The feature you want is called Seamless Single Sign-On (Seamless SSO), and it's available with both Cloud Sync and Connect sync when using Password Hash Sync or Pass-Through Authentication. To enable it with Connect sync, open the Microsoft Entra Connect application, click Change user sign-in, and enable the Enable single sign-on option in the wizard. With Cloud Sync, configure it in the Entra admin center under Microsoft Entra Connect → User sign-in. After enabling, you also need to add the Entra ID URL to the Intranet Zone in Internet Explorer/Edge Group Policy (or push it via GPO) so the browser sends Kerberos tickets automatically. Without that GPO step, users on domain-joined machines will still get a prompt on their first access from a new browser session.
Can I use Microsoft Entra Cloud Sync if I have a disconnected forest or acquired company with no trust?
Yes, mergers and acquisitions with disconnected forests (no AD trust between the two organizations) is one of the scenarios specifically supported by Cloud Sync. You install a provisioning agent in each separate forest, and both agents sync their respective users up to the same Entra ID tenant. This is actually one area where Cloud Sync has an advantage over Connect sync: connect sync does not support mergers and acquisitions with disconnected forests. Microsoft Identity Manager (MIM) with the Graph Connector also supports this scenario, but MIM is being deprecated and should only be used when the MIM-specific advanced features are genuinely needed.
My on-premises MFA solution is not working with Cloud Sync, what are my options?

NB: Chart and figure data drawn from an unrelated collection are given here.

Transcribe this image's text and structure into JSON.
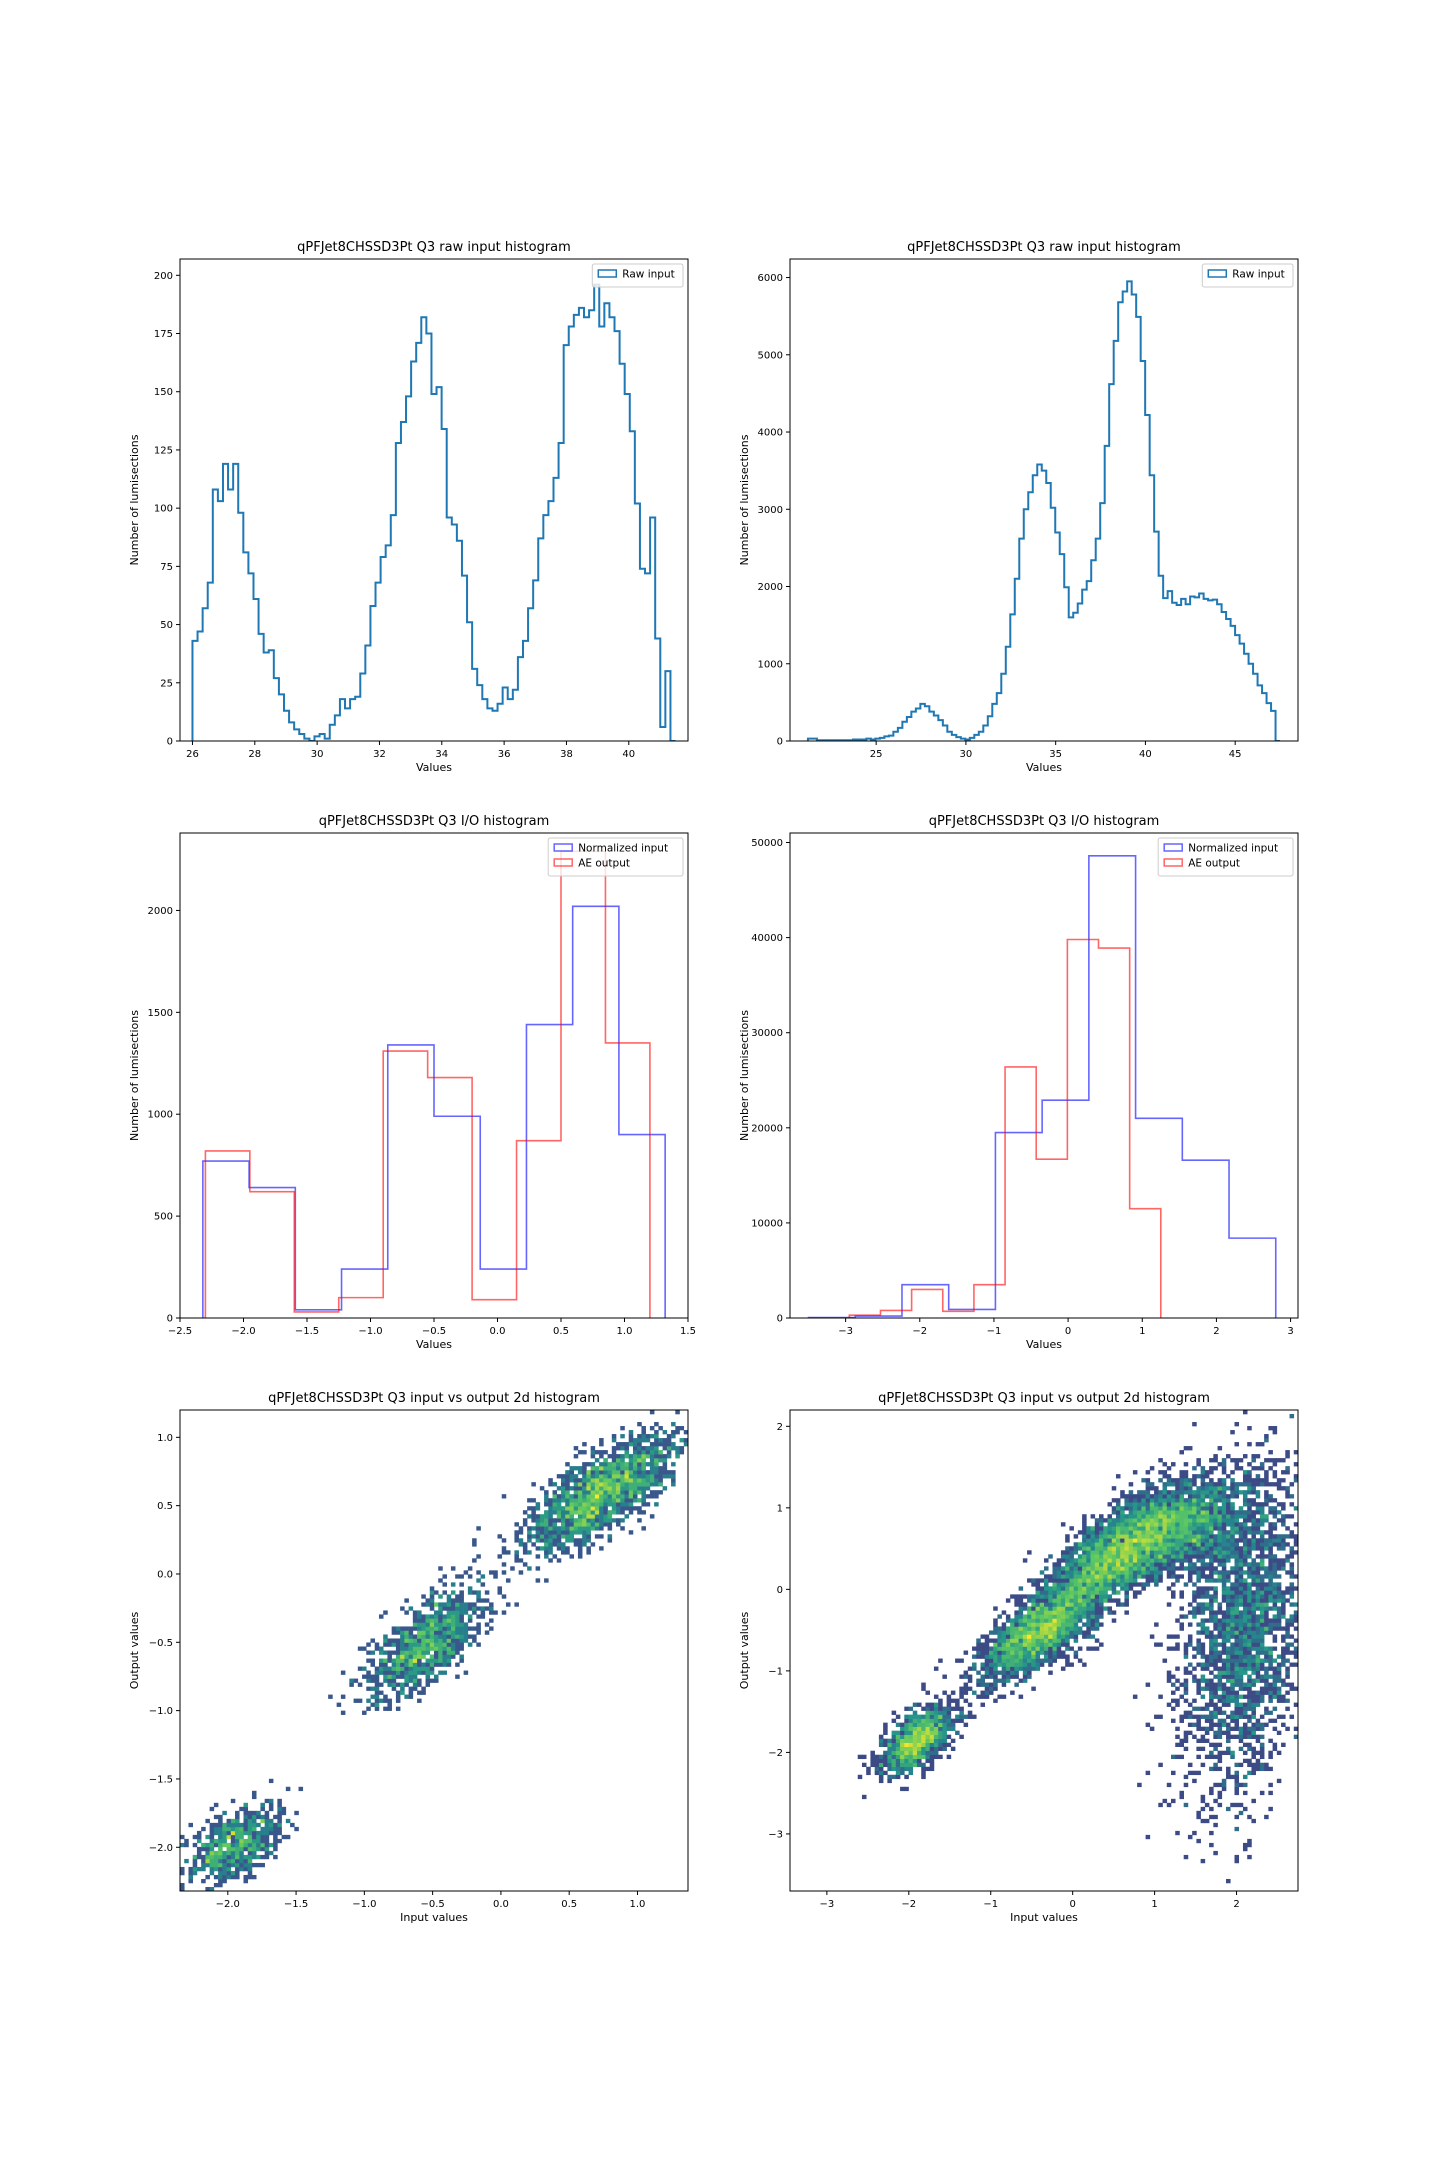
{
  "colors": {
    "raw": "#1f77b4",
    "normalized": "#0000ff",
    "ae": "#ff0000",
    "viridis": [
      "#440154",
      "#3b528b",
      "#21918c",
      "#5ec962",
      "#fde725"
    ]
  },
  "chart_data": [
    {
      "type": "histogram",
      "id": "raw-left",
      "title": "qPFJet8CHSSD3Pt Q3 raw input histogram",
      "xlabel": "Values",
      "ylabel": "Number of lumisections",
      "xlim": [
        25.6,
        41.9
      ],
      "ylim": [
        0,
        207
      ],
      "xticks": [
        26,
        28,
        30,
        32,
        34,
        36,
        38,
        40,
        42
      ],
      "yticks": [
        0,
        25,
        50,
        75,
        100,
        125,
        150,
        175,
        200
      ],
      "legend": "upper right",
      "series": [
        {
          "name": "Raw input",
          "color": "#1f77b4",
          "edges_range": [
            26.0,
            41.5
          ],
          "counts": [
            43,
            47,
            57,
            68,
            108,
            103,
            119,
            108,
            119,
            98,
            81,
            72,
            61,
            46,
            38,
            39,
            27,
            20,
            13,
            8,
            5,
            3,
            1,
            0,
            2,
            3,
            1,
            7,
            11,
            18,
            14,
            18,
            19,
            29,
            41,
            58,
            68,
            79,
            84,
            97,
            128,
            137,
            148,
            163,
            171,
            182,
            175,
            149,
            152,
            134,
            96,
            93,
            86,
            71,
            51,
            31,
            24,
            18,
            14,
            13,
            16,
            23,
            18,
            22,
            36,
            43,
            57,
            69,
            87,
            97,
            103,
            113,
            128,
            170,
            178,
            183,
            186,
            182,
            185,
            196,
            178,
            188,
            182,
            176,
            162,
            149,
            133,
            102,
            74,
            72,
            96,
            44,
            6,
            30,
            0
          ]
        }
      ]
    },
    {
      "type": "histogram",
      "id": "raw-right",
      "title": "qPFJet8CHSSD3Pt Q3 raw input histogram",
      "xlabel": "Values",
      "ylabel": "Number of lumisections",
      "xlim": [
        20.2,
        48.5
      ],
      "ylim": [
        0,
        6240
      ],
      "xticks": [
        20,
        25,
        30,
        35,
        40,
        45
      ],
      "yticks": [
        0,
        1000,
        2000,
        3000,
        4000,
        5000,
        6000
      ],
      "legend": "upper right",
      "series": [
        {
          "name": "Raw input",
          "color": "#1f77b4",
          "edges_range": [
            21.2,
            47.5
          ],
          "counts": [
            30,
            30,
            10,
            10,
            10,
            10,
            10,
            10,
            10,
            10,
            20,
            20,
            20,
            30,
            20,
            30,
            40,
            60,
            70,
            120,
            170,
            250,
            310,
            380,
            420,
            480,
            450,
            380,
            330,
            270,
            200,
            120,
            80,
            50,
            30,
            20,
            40,
            80,
            120,
            200,
            320,
            480,
            620,
            870,
            1220,
            1640,
            2100,
            2620,
            3000,
            3220,
            3440,
            3580,
            3500,
            3340,
            3020,
            2700,
            2420,
            1990,
            1600,
            1660,
            1780,
            1960,
            2070,
            2340,
            2620,
            3080,
            3820,
            4620,
            5180,
            5680,
            5820,
            5950,
            5780,
            5490,
            4920,
            4220,
            3440,
            2710,
            2140,
            1850,
            1940,
            1790,
            1760,
            1840,
            1770,
            1870,
            1860,
            1910,
            1840,
            1820,
            1830,
            1770,
            1670,
            1580,
            1490,
            1370,
            1260,
            1130,
            1000,
            870,
            720,
            620,
            490,
            390,
            0
          ]
        }
      ]
    },
    {
      "type": "histogram",
      "id": "io-left",
      "title": "qPFJet8CHSSD3Pt Q3 I/O histogram",
      "xlabel": "Values",
      "ylabel": "Number of lumisections",
      "xlim": [
        -2.5,
        1.5
      ],
      "ylim": [
        0,
        2380
      ],
      "xticks": [
        -2.5,
        -2.0,
        -1.5,
        -1.0,
        -0.5,
        0.0,
        0.5,
        1.0,
        1.5
      ],
      "xticklabels": [
        "−2.5",
        "−2.0",
        "−1.5",
        "−1.0",
        "−0.5",
        "0.0",
        "0.5",
        "1.0",
        "1.5"
      ],
      "yticks": [
        0,
        500,
        1000,
        1500,
        2000
      ],
      "legend": "upper right",
      "series": [
        {
          "name": "Normalized input",
          "color": "#0000ff",
          "edges": [
            -2.32,
            -1.956,
            -1.592,
            -1.228,
            -0.864,
            -0.5,
            -0.136,
            0.228,
            0.592,
            0.956,
            1.32
          ],
          "counts": [
            770,
            640,
            40,
            240,
            1340,
            990,
            240,
            1440,
            2020,
            900
          ]
        },
        {
          "name": "AE output",
          "color": "#ff0000",
          "edges": [
            -2.3,
            -1.95,
            -1.6,
            -1.25,
            -0.9,
            -0.55,
            -0.2,
            0.15,
            0.5,
            0.85,
            1.2
          ],
          "counts": [
            820,
            620,
            30,
            100,
            1310,
            1180,
            90,
            870,
            2290,
            1350
          ]
        }
      ]
    },
    {
      "type": "histogram",
      "id": "io-right",
      "title": "qPFJet8CHSSD3Pt Q3 I/O histogram",
      "xlabel": "Values",
      "ylabel": "Number of lumisections",
      "xlim": [
        -3.75,
        3.1
      ],
      "ylim": [
        0,
        51000
      ],
      "xticks": [
        -3,
        -2,
        -1,
        0,
        1,
        2,
        3
      ],
      "xticklabels": [
        "−3",
        "−2",
        "−1",
        "0",
        "1",
        "2",
        "3"
      ],
      "yticks": [
        0,
        10000,
        20000,
        30000,
        40000,
        50000
      ],
      "legend": "upper right",
      "series": [
        {
          "name": "Normalized input",
          "color": "#0000ff",
          "edges": [
            -3.5,
            -2.87,
            -2.24,
            -1.61,
            -0.98,
            -0.35,
            0.28,
            0.91,
            1.54,
            2.17,
            2.8
          ],
          "counts": [
            50,
            200,
            3500,
            900,
            19500,
            22900,
            48600,
            21000,
            16600,
            8400
          ]
        },
        {
          "name": "AE output",
          "color": "#ff0000",
          "edges": [
            -2.95,
            -2.53,
            -2.11,
            -1.69,
            -1.27,
            -0.85,
            -0.43,
            -0.01,
            0.41,
            0.83,
            1.25
          ],
          "counts": [
            300,
            800,
            3000,
            700,
            3500,
            26400,
            16700,
            39800,
            38900,
            11500
          ]
        }
      ]
    },
    {
      "type": "heatmap",
      "id": "io2d-left",
      "title": "qPFJet8CHSSD3Pt Q3 input vs output 2d histogram",
      "xlabel": "Input values",
      "ylabel": "Output values",
      "xlim": [
        -2.35,
        1.37
      ],
      "ylim": [
        -2.32,
        1.2
      ],
      "xticks": [
        -2.0,
        -1.5,
        -1.0,
        -0.5,
        0.0,
        0.5,
        1.0
      ],
      "xticklabels": [
        "−2.0",
        "−1.5",
        "−1.0",
        "−0.5",
        "0.0",
        "0.5",
        "1.0"
      ],
      "yticks": [
        -2.0,
        -1.5,
        -1.0,
        -0.5,
        0.0,
        0.5,
        1.0
      ],
      "yticklabels": [
        "−2.0",
        "−1.5",
        "−1.0",
        "−0.5",
        "0.0",
        "0.5",
        "1.0"
      ],
      "colormap": "viridis",
      "clusters": [
        {
          "cx": -1.95,
          "cy": -1.98,
          "sx": 0.18,
          "sy": 0.14,
          "rho": 0.55,
          "n": 650
        },
        {
          "cx": -0.55,
          "cy": -0.5,
          "sx": 0.22,
          "sy": 0.2,
          "rho": 0.7,
          "n": 1000
        },
        {
          "cx": 0.75,
          "cy": 0.6,
          "sx": 0.28,
          "sy": 0.22,
          "rho": 0.75,
          "n": 1700
        }
      ]
    },
    {
      "type": "heatmap",
      "id": "io2d-right",
      "title": "qPFJet8CHSSD3Pt Q3 input vs output 2d histogram",
      "xlabel": "Input values",
      "ylabel": "Output values",
      "xlim": [
        -3.45,
        2.75
      ],
      "ylim": [
        -3.7,
        2.2
      ],
      "xticks": [
        -3,
        -2,
        -1,
        0,
        1,
        2
      ],
      "xticklabels": [
        "−3",
        "−2",
        "−1",
        "0",
        "1",
        "2"
      ],
      "yticks": [
        -3,
        -2,
        -1,
        0,
        1,
        2
      ],
      "yticklabels": [
        "−3",
        "−2",
        "−1",
        "0",
        "1",
        "2"
      ],
      "colormap": "viridis",
      "clusters": [
        {
          "cx": -1.9,
          "cy": -1.85,
          "sx": 0.22,
          "sy": 0.2,
          "rho": 0.6,
          "n": 1200
        },
        {
          "cx": -0.4,
          "cy": -0.5,
          "sx": 0.35,
          "sy": 0.3,
          "rho": 0.7,
          "n": 2200
        },
        {
          "cx": 0.6,
          "cy": 0.45,
          "sx": 0.45,
          "sy": 0.35,
          "rho": 0.7,
          "n": 3200
        },
        {
          "cx": 2.1,
          "cy": -0.5,
          "sx": 0.4,
          "sy": 1.0,
          "rho": 0.3,
          "n": 2400
        },
        {
          "cx": 1.4,
          "cy": 0.8,
          "sx": 0.4,
          "sy": 0.3,
          "rho": 0.2,
          "n": 1400
        }
      ]
    }
  ]
}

On-premises MFA solutions (dedicated MFA server infrastructure running in your data center) are only supported with Microsoft Entra Connect sync, not Cloud Sync. If you're on Cloud Sync and need MFA, your option is Microsoft Entra ID cloud-based MFA, which is supported by all three sync tools. Cloud-based Entra MFA covers authenticator app, SMS, voice call, and FIDO2 hardware keys. If migrating away from your on-premises MFA server is a blocker, that's one of the legitimate reasons to stay on Connect sync rather than migrating to Cloud Sync. Plan the MFA server migration alongside any sync tool migration, not as an afterthought, trying to swap both at the same time on a live tenant is how you end up with a 2 AM incident.